Physical and functional association of the major histocompatibility complex class I heavy chain α3 domain with the transporter associated with antigen processing

Abstract

CD8+ T lymphocytes recognize antigens as short, MHC class I-associated peptides derived by processing of cytoplasmic proteins. The transporter associated with antigen processing translocates peptides from the cytosol into the ER lumen, where they bind to the nascent class I molecules.
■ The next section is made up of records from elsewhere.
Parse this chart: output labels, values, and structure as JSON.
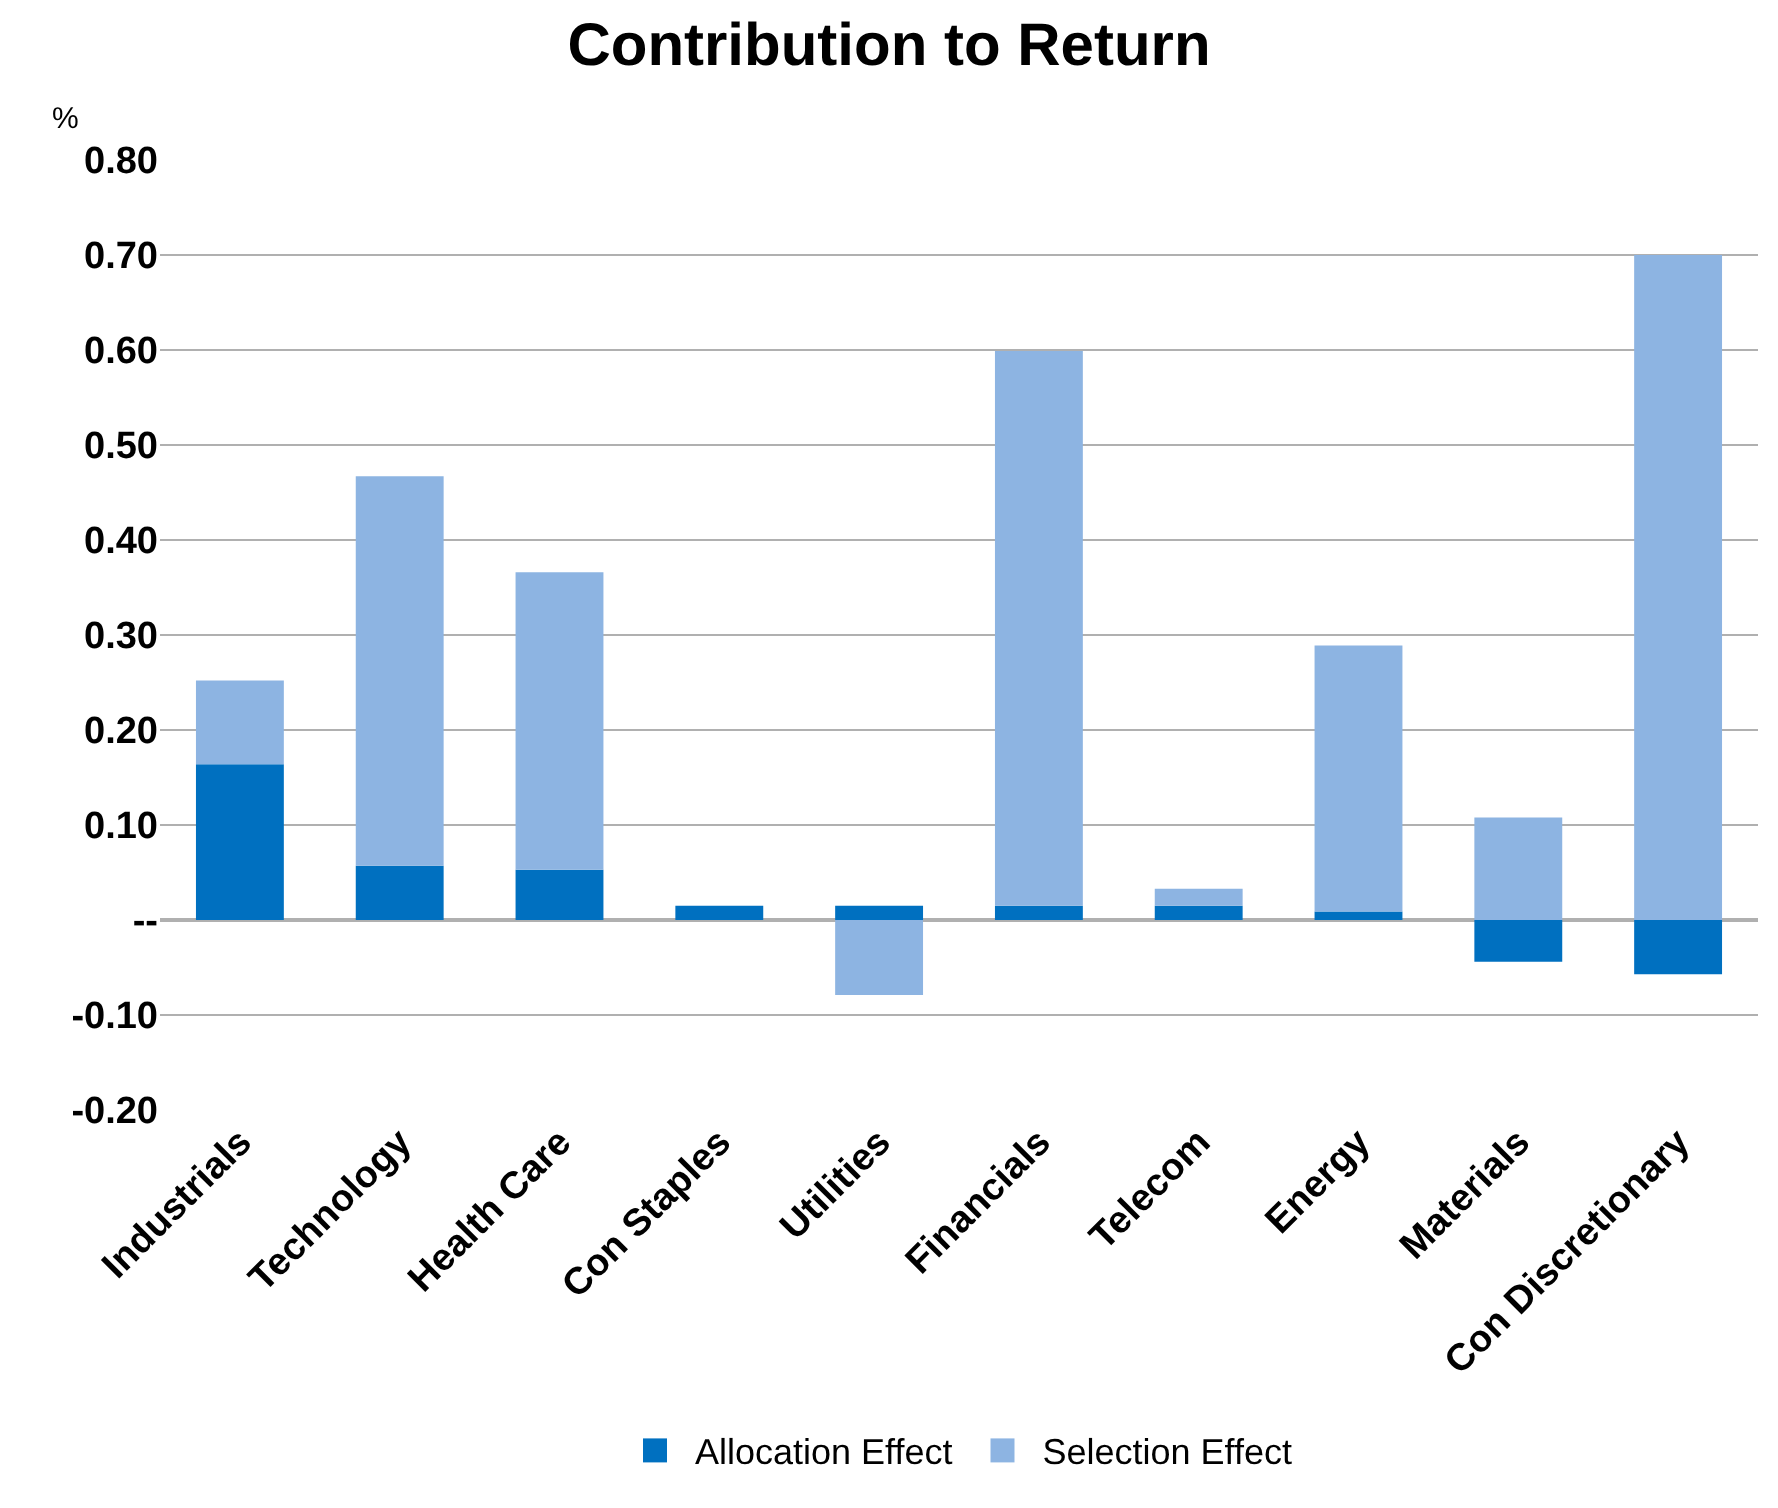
{
  "chart_data": {
    "type": "bar",
    "title": "Contribution to Return",
    "ylabel": "%",
    "categories": [
      "Industrials",
      "Technology",
      "Health Care",
      "Con Staples",
      "Utilities",
      "Financials",
      "Telecom",
      "Energy",
      "Materials",
      "Con Discretionary"
    ],
    "series": [
      {
        "name": "Allocation Effect",
        "color": "#0070c0",
        "values": [
          0.164,
          0.057,
          0.053,
          0.015,
          0.015,
          0.015,
          0.015,
          0.009,
          -0.044,
          -0.057
        ]
      },
      {
        "name": "Selection Effect",
        "color": "#8db4e2",
        "values": [
          0.088,
          0.41,
          0.313,
          0,
          -0.079,
          0.584,
          0.018,
          0.28,
          0.108,
          0.7
        ]
      }
    ],
    "stacked": true,
    "ylim": [
      -0.2,
      0.8
    ],
    "yticks": [
      {
        "value": -0.2,
        "label": "-0.20"
      },
      {
        "value": -0.1,
        "label": "-0.10"
      },
      {
        "value": 0,
        "label": "--"
      },
      {
        "value": 0.1,
        "label": "0.10"
      },
      {
        "value": 0.2,
        "label": "0.20"
      },
      {
        "value": 0.3,
        "label": "0.30"
      },
      {
        "value": 0.4,
        "label": "0.40"
      },
      {
        "value": 0.5,
        "label": "0.50"
      },
      {
        "value": 0.6,
        "label": "0.60"
      },
      {
        "value": 0.7,
        "label": "0.70"
      },
      {
        "value": 0.8,
        "label": "0.80"
      }
    ],
    "grid": "y",
    "legend": "bottom"
  }
}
To date, the precise location of the class I-TAP interaction site remains unclear. We provide evidence that this site is contained within the heavy chain α3 domain. Substitution of a 15 amino acid portion of the H-2D(b) α3 domain (aa 219-233) with the analogous MHC class II (H-2IA(d)) β2 domain region (aa 133-147) results in loss of surface expression which can be partially restored upon incubation at 26°C in the presence of excess peptide and β2- microglobulin. Mutant H-2D(b) (D(b)219-233) associates poorly with the TAP complex, and cannot present endogenously-derived antigenic peptides requiring TAP-dependent translocation to the ER. However, this presentation defect can be overcome through use of an ER targeting sequence which bypasses TAP- dependent peptide translocation. Thus, the α3 domain serves as an important site of interaction (directly or indirectly) with the TAP complex and is necessary for TAP-dependent peptide loading and class I surface expression.